Homebuyers could be seen flocking on areas where there are high Bank Foreclosure Listings. Encouraged by below market values, $8,000 federal tax credit for first-time homebuyers and low interest rates, more and more people are vying for foreclosure properties as aggressively as speculators during the peak of the housing market.

The flock of buyers could be seen in areas hardest hit by the foreclosure crisis, including counties of San Bernardino and Riverside in Southern California, Las Vegas in Nevada, South Florida and Phoenix in Arizona.

Already, multiple bids are common occurrence as buyers try to compete for properties on Bank Foreclosure Listings that are priced 50 percent below their original value.

According to data, properties on Bank Foreclosure Listings accounted for 40 percent to 80 percent of the inventory, with many of them sold at prices that were only enough to cover the construction costs.
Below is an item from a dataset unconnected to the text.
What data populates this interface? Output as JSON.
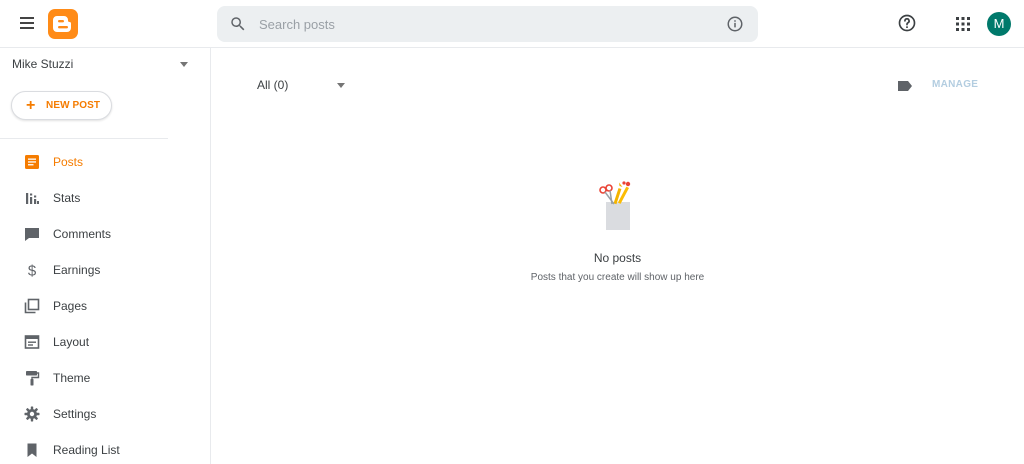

Industry experts said that homeowners who want to sell their properties may find it difficult to compete with bank owned foreclosures.

According to the National Association of Realtors, distressed properties accounted for one third of the total sales in May which affected the median price of existing homes in the United States. The median home price dropped by 16.8 percent to $173,000 compared to previous year.

In 2008, sale prices in top real estate foreclosure markets declined by almost 30 percent based on several first quarter estimates, with Miami, Florida leading the sale price drop.

Meanwhile, properties in Bank Foreclosure Listings in counties of San Bernardino and Riverside are selling at prices comparable to the year 2000 values, while foreclosed homes in South Florida and Las Vegas are priced similar to that in 2003.

And recovery in the housing market is far from coming what with the projected second wave of foreclosures as unemployment rates continue to increase and higher resetting of adjustable rate mortgages are expected to further push down home prices.

According to industry experts, there are many qualified buyers for properties on Bank Foreclosure Listings in areas hardest hit by repossession, adding that most of them are willing to buy foreclosed homes more than their listed price.

And it is expected that banks will soon bring out their large backlog of property inventory that will continue to keep home prices low.